Power is associated with effect size (as defined in Chapter 2; Cohen, 1988), which is discussed next. Effect size describes what its label suggests: whether an intervention of interest has an impact or effect. Consider two means of interest (when Ho is true and when Ho is false) and the sampling distribution of the populations from which they were drawn. What is their overlap? If they are far apart and there is little overlap, you have a large effect size; if they are close together and there is a lot of overlap, you have a small effect size. Effect size is indicated by (d) and represents the difference between means in standard deviation units. Statistical programs generally have an option for providing estimates of both power and effect size, and authors are often asked to include an estimate of effect size in their manuscripts (Howell, 2013).
In the literature, you will see descriptions of effect sizes as small (.20), medium (.50), and large (.80 and above). Jacob Cohen (1988) is usually the source cited. These three sizes represent different degrees of overlap: 85% (small), 67% (medium), and 53% (large).

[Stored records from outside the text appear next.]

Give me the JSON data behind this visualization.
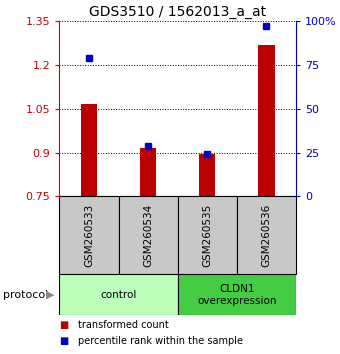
{
  "title": "GDS3510 / 1562013_a_at",
  "samples": [
    "GSM260533",
    "GSM260534",
    "GSM260535",
    "GSM260536"
  ],
  "transformed_counts": [
    1.065,
    0.915,
    0.895,
    1.27
  ],
  "percentile_ranks": [
    79,
    29,
    24,
    97
  ],
  "bar_color": "#bb0000",
  "point_color": "#0000cc",
  "left_ylim": [
    0.75,
    1.35
  ],
  "right_ylim": [
    0,
    100
  ],
  "left_yticks": [
    0.75,
    0.9,
    1.05,
    1.2,
    1.35
  ],
  "right_yticks": [
    0,
    25,
    50,
    75,
    100
  ],
  "right_yticklabels": [
    "0",
    "25",
    "50",
    "75",
    "100%"
  ],
  "groups": [
    {
      "label": "control",
      "samples": [
        0,
        1
      ],
      "color": "#bbffbb"
    },
    {
      "label": "CLDN1\noverexpression",
      "samples": [
        2,
        3
      ],
      "color": "#44cc44"
    }
  ],
  "legend_items": [
    {
      "label": "transformed count",
      "color": "#bb0000"
    },
    {
      "label": "percentile rank within the sample",
      "color": "#0000cc"
    }
  ],
  "protocol_label": "protocol",
  "sample_box_color": "#c8c8c8",
  "bar_bottom": 0.75,
  "bar_width": 0.28
}
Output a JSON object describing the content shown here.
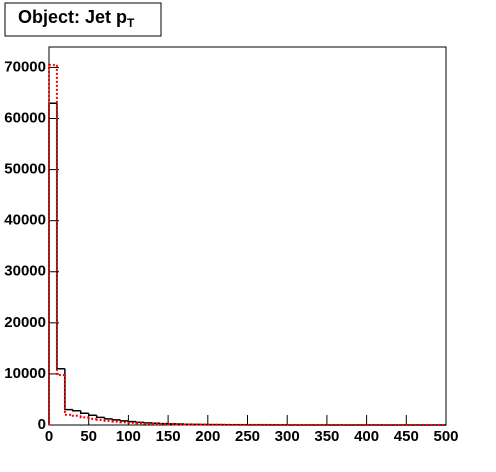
{
  "chart_data": {
    "type": "histogram",
    "title": "Object: Jet p",
    "title_subscript": "T",
    "bins": [
      0,
      10,
      20,
      30,
      40,
      50,
      60,
      70,
      80,
      90,
      100,
      110,
      120,
      130,
      140,
      150,
      160,
      170,
      180,
      190,
      200,
      210,
      220,
      230,
      240,
      250,
      260,
      270,
      280,
      290,
      300,
      310,
      320,
      330,
      340,
      350,
      360,
      370,
      380,
      390,
      400,
      410,
      420,
      430,
      440,
      450,
      460,
      470,
      480,
      490,
      500
    ],
    "series": [
      {
        "color": "#000000",
        "style": "solid",
        "values": [
          63000,
          11000,
          3000,
          2800,
          2300,
          1900,
          1500,
          1200,
          1000,
          800,
          650,
          520,
          420,
          340,
          280,
          230,
          190,
          150,
          120,
          100,
          85,
          70,
          58,
          48,
          40,
          33,
          27,
          22,
          18,
          15,
          12,
          10,
          8,
          7,
          6,
          5,
          4,
          3,
          3,
          2,
          2,
          2,
          1,
          1,
          1,
          1,
          1,
          0,
          0,
          0
        ]
      },
      {
        "color": "#ff0000",
        "style": "dotted",
        "values": [
          70500,
          9800,
          2000,
          1800,
          1500,
          1200,
          1000,
          800,
          650,
          520,
          420,
          340,
          280,
          230,
          190,
          150,
          120,
          100,
          85,
          70,
          58,
          48,
          40,
          33,
          27,
          22,
          18,
          15,
          12,
          10,
          8,
          7,
          6,
          5,
          4,
          3,
          3,
          2,
          2,
          2,
          1,
          1,
          1,
          1,
          1,
          0,
          0,
          0,
          0,
          0
        ]
      }
    ],
    "xlim": [
      0,
      500
    ],
    "xticks": [
      0,
      50,
      100,
      150,
      200,
      250,
      300,
      350,
      400,
      450,
      500
    ],
    "ylim": [
      0,
      74000
    ],
    "yticks": [
      0,
      10000,
      20000,
      30000,
      40000,
      50000,
      60000,
      70000
    ],
    "grid": false
  }
}
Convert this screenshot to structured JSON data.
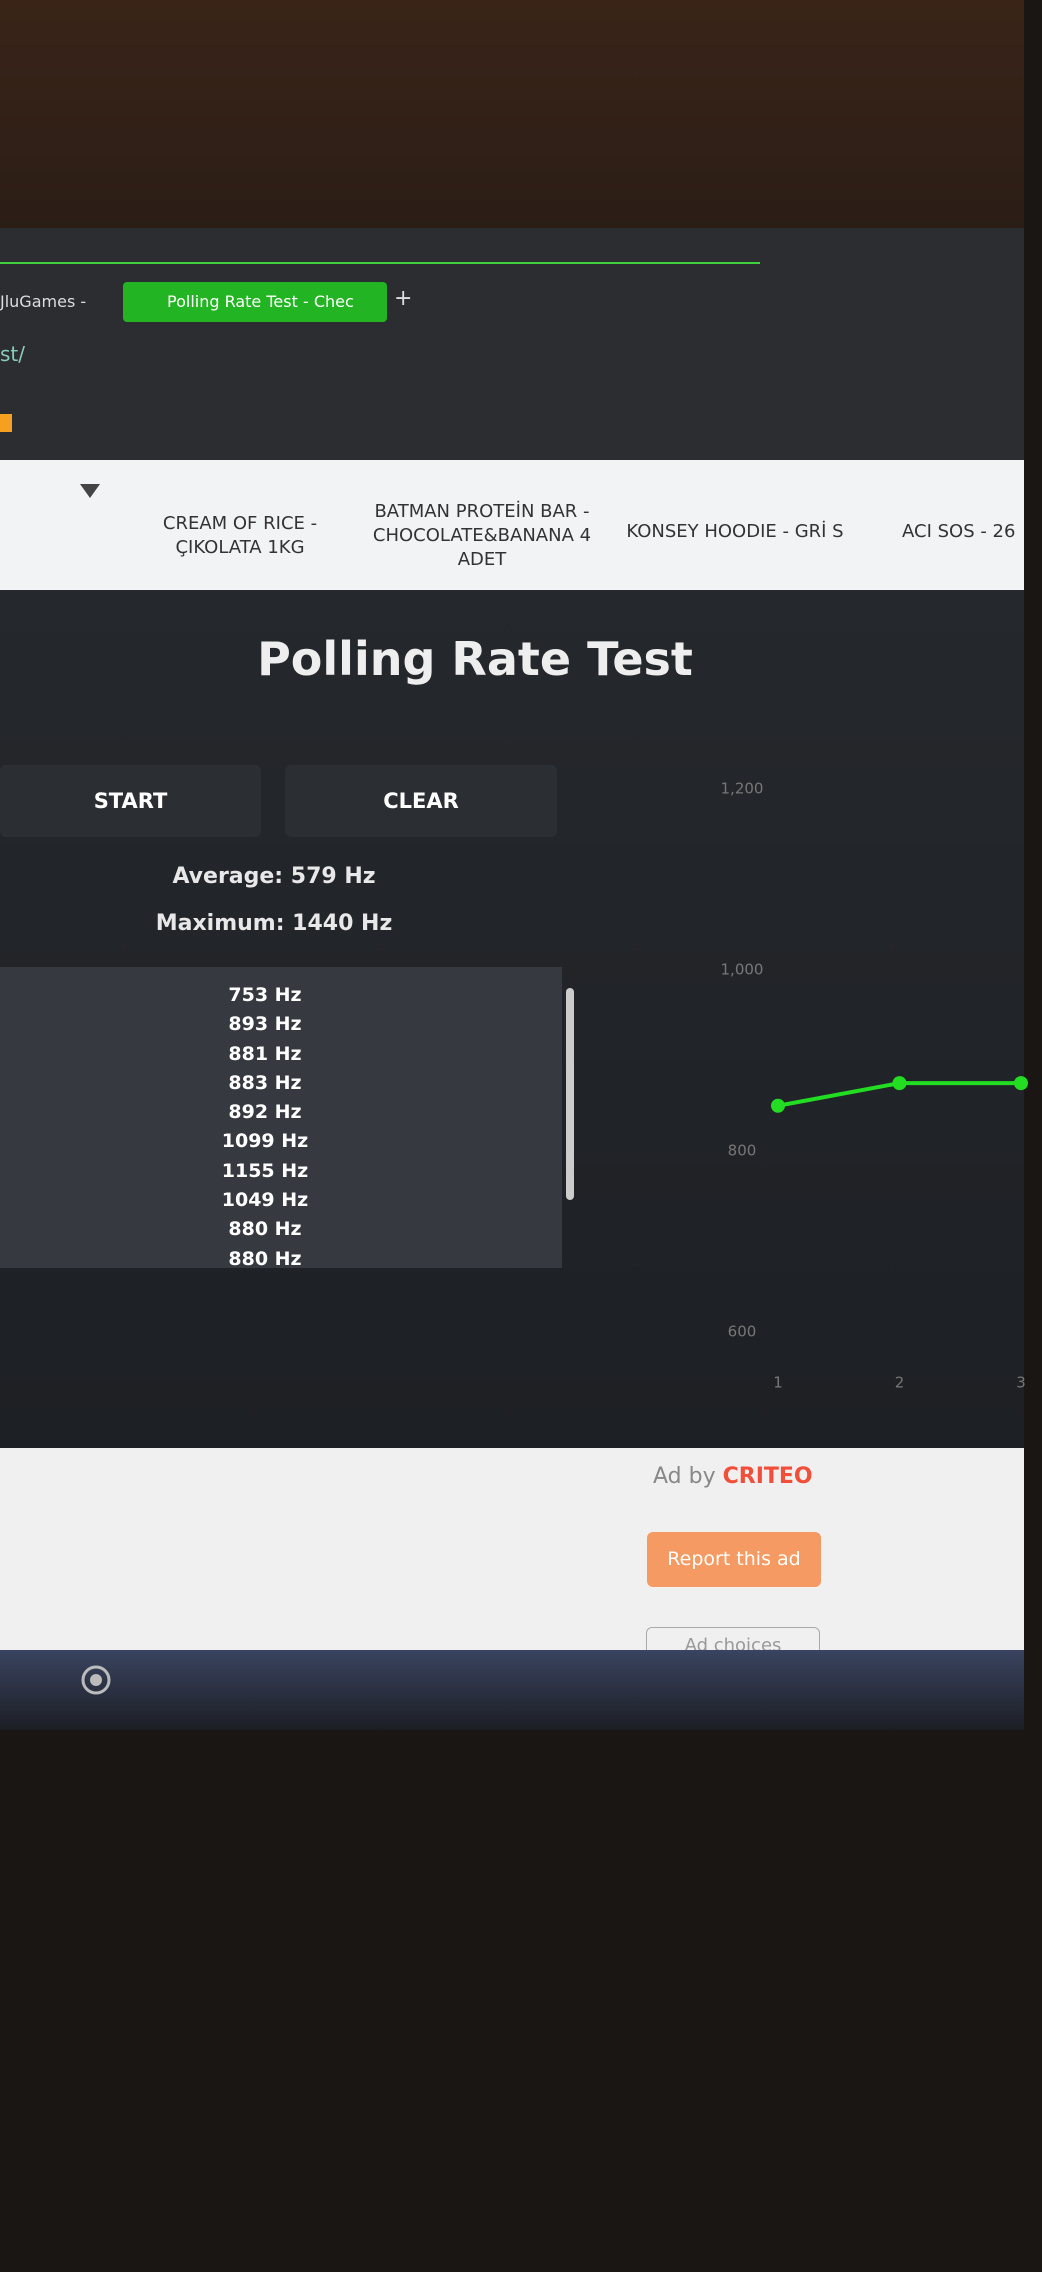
{
  "browser": {
    "tabs": [
      "JluGames - ",
      "Polling Rate Test - Chec"
    ],
    "new_tab": "+",
    "url": "st/"
  },
  "nav": {
    "items": [
      "CREAM OF RICE - ÇIKOLATA 1KG",
      "BATMAN PROTEİN BAR - CHOCOLATE&BANANA 4 ADET",
      "KONSEY HOODIE - GRİ S",
      "ACI SOS - 26"
    ]
  },
  "app": {
    "title": "Polling Rate Test",
    "start": "START",
    "clear": "CLEAR",
    "average": "Average: 579 Hz",
    "maximum": "Maximum: 1440 Hz",
    "readings": [
      "753 Hz",
      "893 Hz",
      "881 Hz",
      "883 Hz",
      "892 Hz",
      "1099 Hz",
      "1155 Hz",
      "1049 Hz",
      "880 Hz",
      "880 Hz"
    ]
  },
  "chart_data": {
    "type": "line",
    "x": [
      1,
      2,
      3
    ],
    "xlim": [
      1,
      3
    ],
    "xticks": [
      1,
      2,
      3
    ],
    "ylim": [
      600,
      1200
    ],
    "yticks": [
      600,
      800,
      {
        "value": 1000,
        "label": "1,000"
      },
      {
        "value": 1200,
        "label": "1,200"
      }
    ],
    "series": [
      {
        "color": "#22dd22",
        "values": [
          850,
          875,
          875
        ]
      }
    ]
  },
  "ad": {
    "ad_by": "Ad by",
    "brand": "CRITEO",
    "report": "Report this ad",
    "choices": "Ad choices"
  }
}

You can see that these percentages of overlap relate to the idea that there is a lot of overlap when the effect size is small and much less when the effect size is large.
Without doing a power calculation, you can still get some sense of the sample size needed in your topic area (with implications for power) by reading the literature. More participants are needed if the effect size reported in your topic area is small. If no effect size is reported for your area of study, you could make a guess about whether you think it is likely to be small, medium, or large. Without information to the contrary, a conservative estimate (i.e., a small effect size) is probably prudent. Cohen (1988) has published tables that indicate how many participants you will need to detect a difference (i.e., to reject Ho, assuming it is false) for a specific effect size. Power is discussed further in Chapter 9, including the use of an online power calculator.